Other than local band leader and teacher, Jim Tudini and Bobby Militello, Scamacca’s list of past students includes notables such as Gary Malabar, Steve White, Ernie Corallo, Mike Costly, Diane Taber, Joe Broncatto, Joe Ford, Juni Booth and Stanley Brown. Writers Patti Meyer Lee and Gary Lee, while researching a book on local rhythm and blues and rock and roll, Don’t Bother Knockin’...This Town’s Rockin’, contacted Sam after his name came up over and over as having been a huge influence on many musical careers.
One of Scamacca’s early memories had his father rousting him from bed one Easter eve, so that he could play his clarinet in a dining room full of accordion and guitar music amid the aroma of homemade wine. The musician remembers the glee he felt when it would be suggested, “Let’s go to [so and so’s] house,” and off the party would go. Not to mention the other fringe benefits Scamacca recounted that three weeks after picking up his first clarinet, his uncle paid him a nickel to play.
Scamacca found out how much he loved teaching when he went back to school for a degree in administration and ended up as vice principal of Lafayette High School, while still seeing students at Buffalo’s Community Music School.
Scamacca is the father of four, and grandfather of ten. His children all had music lessons, and youngest son Sam Jr., carries on the musical tradition as a bass player in various local bands.

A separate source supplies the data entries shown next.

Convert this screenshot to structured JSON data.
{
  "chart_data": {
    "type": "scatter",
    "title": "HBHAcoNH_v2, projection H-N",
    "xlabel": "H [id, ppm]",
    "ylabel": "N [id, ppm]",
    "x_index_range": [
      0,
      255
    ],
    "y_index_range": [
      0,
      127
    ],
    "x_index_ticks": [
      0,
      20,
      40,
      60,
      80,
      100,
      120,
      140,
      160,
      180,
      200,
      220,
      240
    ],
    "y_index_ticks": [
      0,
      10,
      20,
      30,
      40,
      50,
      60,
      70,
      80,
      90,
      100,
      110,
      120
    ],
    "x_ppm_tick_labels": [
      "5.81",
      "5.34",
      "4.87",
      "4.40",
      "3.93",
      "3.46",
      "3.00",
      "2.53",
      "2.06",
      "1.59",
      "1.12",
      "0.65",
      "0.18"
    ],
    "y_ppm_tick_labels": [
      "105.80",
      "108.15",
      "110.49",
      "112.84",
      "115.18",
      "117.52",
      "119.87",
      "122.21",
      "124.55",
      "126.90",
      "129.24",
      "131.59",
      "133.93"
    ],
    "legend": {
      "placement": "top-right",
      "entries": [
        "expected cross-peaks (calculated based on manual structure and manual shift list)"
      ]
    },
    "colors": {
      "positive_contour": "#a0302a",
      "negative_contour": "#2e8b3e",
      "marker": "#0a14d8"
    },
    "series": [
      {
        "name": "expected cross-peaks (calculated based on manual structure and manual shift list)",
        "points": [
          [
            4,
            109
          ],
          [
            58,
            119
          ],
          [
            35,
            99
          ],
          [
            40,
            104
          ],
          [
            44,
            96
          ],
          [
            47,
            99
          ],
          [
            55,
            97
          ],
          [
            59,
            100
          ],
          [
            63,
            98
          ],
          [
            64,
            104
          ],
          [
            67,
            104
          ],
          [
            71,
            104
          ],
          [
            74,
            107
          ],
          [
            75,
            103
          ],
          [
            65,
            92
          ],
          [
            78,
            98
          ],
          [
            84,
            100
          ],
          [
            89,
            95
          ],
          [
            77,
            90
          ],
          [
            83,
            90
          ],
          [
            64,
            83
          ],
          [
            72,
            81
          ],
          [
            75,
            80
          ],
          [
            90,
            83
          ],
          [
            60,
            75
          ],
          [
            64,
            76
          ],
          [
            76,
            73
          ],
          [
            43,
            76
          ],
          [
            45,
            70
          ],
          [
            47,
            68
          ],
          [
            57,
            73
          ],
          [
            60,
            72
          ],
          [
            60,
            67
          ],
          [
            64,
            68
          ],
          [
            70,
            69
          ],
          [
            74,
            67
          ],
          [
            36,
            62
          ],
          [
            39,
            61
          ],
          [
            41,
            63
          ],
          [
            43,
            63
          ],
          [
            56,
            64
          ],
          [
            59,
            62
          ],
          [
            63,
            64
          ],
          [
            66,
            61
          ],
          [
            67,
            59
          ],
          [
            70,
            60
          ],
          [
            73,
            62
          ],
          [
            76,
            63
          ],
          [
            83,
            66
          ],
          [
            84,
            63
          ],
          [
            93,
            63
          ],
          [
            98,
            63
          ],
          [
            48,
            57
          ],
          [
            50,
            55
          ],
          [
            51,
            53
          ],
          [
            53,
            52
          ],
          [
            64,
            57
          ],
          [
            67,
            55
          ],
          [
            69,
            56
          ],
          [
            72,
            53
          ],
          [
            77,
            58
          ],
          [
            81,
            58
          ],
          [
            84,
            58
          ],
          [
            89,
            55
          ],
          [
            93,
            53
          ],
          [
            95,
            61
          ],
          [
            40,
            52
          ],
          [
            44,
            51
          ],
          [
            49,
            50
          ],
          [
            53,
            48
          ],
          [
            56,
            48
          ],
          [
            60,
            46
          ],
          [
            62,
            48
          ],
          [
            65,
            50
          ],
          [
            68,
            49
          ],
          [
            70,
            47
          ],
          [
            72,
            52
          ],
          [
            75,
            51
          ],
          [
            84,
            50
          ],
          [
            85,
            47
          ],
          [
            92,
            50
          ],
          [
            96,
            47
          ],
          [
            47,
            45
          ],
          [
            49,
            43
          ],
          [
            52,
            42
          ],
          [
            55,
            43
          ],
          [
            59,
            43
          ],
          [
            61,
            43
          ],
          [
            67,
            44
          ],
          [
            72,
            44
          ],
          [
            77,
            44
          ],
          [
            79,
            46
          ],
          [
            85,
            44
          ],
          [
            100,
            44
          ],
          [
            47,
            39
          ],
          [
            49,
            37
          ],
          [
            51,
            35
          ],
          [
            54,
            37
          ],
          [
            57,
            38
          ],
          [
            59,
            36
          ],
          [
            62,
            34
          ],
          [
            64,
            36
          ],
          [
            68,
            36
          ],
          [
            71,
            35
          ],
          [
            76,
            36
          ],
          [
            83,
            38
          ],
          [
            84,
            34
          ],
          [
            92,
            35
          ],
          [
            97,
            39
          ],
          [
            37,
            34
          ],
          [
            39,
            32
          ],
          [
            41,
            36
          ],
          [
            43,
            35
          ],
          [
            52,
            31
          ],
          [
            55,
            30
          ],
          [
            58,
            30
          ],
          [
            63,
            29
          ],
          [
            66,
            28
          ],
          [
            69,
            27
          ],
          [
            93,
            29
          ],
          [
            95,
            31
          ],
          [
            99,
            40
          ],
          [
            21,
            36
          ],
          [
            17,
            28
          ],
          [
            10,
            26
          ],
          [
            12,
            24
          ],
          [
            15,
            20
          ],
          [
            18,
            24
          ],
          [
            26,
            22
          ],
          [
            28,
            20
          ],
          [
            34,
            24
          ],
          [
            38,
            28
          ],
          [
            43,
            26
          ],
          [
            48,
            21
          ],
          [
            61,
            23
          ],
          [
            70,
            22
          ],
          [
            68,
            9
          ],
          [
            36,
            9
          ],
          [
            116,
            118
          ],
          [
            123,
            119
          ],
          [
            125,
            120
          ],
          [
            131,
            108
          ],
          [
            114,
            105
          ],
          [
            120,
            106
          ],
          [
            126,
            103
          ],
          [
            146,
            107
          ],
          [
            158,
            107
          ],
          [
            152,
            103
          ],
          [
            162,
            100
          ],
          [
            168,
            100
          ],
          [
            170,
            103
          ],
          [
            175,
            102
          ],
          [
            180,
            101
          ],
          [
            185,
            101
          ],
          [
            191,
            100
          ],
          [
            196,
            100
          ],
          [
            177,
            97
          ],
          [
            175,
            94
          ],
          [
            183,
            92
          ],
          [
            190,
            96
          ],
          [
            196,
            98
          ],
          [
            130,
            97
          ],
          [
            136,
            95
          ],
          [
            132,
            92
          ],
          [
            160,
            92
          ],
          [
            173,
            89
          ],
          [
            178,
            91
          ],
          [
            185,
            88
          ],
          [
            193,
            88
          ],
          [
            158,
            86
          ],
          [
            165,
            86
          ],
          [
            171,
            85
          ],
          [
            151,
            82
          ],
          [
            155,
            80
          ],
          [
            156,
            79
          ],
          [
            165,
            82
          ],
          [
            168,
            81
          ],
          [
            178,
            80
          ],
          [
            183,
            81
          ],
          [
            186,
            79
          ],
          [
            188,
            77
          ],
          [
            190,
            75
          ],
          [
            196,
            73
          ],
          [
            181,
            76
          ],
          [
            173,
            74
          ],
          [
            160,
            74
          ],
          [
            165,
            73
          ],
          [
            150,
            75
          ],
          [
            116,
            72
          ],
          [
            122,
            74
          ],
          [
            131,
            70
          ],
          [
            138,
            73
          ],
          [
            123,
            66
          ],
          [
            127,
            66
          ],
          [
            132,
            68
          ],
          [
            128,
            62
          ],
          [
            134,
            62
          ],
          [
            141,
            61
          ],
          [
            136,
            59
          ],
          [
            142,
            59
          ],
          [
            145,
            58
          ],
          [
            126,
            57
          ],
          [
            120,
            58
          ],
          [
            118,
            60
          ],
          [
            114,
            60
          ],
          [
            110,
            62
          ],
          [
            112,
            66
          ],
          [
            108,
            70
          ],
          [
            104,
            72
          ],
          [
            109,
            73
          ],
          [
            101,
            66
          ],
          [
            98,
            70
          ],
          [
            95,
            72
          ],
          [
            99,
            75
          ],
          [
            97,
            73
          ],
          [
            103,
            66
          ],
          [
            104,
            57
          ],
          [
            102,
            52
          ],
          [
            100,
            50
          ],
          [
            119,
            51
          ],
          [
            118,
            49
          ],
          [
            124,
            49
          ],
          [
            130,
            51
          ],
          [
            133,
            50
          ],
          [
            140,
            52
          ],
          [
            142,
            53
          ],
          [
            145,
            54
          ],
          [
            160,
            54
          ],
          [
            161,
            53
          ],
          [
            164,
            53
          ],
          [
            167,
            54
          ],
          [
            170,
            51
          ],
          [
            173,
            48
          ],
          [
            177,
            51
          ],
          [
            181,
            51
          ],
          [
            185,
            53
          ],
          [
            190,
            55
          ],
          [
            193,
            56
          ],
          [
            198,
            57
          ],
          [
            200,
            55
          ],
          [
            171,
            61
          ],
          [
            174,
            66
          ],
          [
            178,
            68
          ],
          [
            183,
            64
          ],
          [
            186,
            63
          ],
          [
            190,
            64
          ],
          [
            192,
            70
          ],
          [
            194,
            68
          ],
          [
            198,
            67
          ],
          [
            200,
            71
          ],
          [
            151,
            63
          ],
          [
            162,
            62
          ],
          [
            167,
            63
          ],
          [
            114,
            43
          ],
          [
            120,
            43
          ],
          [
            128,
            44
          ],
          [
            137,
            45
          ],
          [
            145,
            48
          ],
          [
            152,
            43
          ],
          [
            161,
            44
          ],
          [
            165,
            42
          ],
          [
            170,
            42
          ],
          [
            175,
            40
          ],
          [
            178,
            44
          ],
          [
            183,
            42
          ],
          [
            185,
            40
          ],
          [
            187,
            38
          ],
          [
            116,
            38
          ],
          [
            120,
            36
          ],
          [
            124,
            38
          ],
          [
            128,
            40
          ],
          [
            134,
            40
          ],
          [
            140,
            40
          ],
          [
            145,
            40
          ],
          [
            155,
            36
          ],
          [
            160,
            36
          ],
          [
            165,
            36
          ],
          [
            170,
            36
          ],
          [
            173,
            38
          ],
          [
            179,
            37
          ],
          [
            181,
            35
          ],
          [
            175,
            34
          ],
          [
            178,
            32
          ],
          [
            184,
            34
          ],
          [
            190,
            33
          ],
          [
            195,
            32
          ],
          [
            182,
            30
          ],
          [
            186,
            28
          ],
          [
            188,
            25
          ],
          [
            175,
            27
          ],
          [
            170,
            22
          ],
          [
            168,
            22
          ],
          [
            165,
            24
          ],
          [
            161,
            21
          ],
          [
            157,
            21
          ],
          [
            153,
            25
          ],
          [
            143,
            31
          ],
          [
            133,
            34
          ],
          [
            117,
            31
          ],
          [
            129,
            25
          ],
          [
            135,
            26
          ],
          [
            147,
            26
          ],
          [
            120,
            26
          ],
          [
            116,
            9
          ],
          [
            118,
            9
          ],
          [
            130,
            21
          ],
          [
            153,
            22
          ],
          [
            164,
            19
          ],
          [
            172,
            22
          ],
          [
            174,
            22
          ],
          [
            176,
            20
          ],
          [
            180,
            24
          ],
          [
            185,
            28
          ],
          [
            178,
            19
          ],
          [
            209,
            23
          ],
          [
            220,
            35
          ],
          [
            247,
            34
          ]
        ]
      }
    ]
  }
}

In addition to playing sax at the Elmwood Lounge on Sundays, Scamacca still plays frequent gigs. When a gig comes up, he has two questions: “Where is it?” and “What instrument?”
Scamacca’s close companion of 18 years, Delores Leon, is always nearby. Each Sunday, during the last set, when the band starts to play “You’ll Never Know,” Scamacca finds her in the crowd. They hold each other and dance while onlookers get misty-eyed. Sam finds love in the music, just like he always has.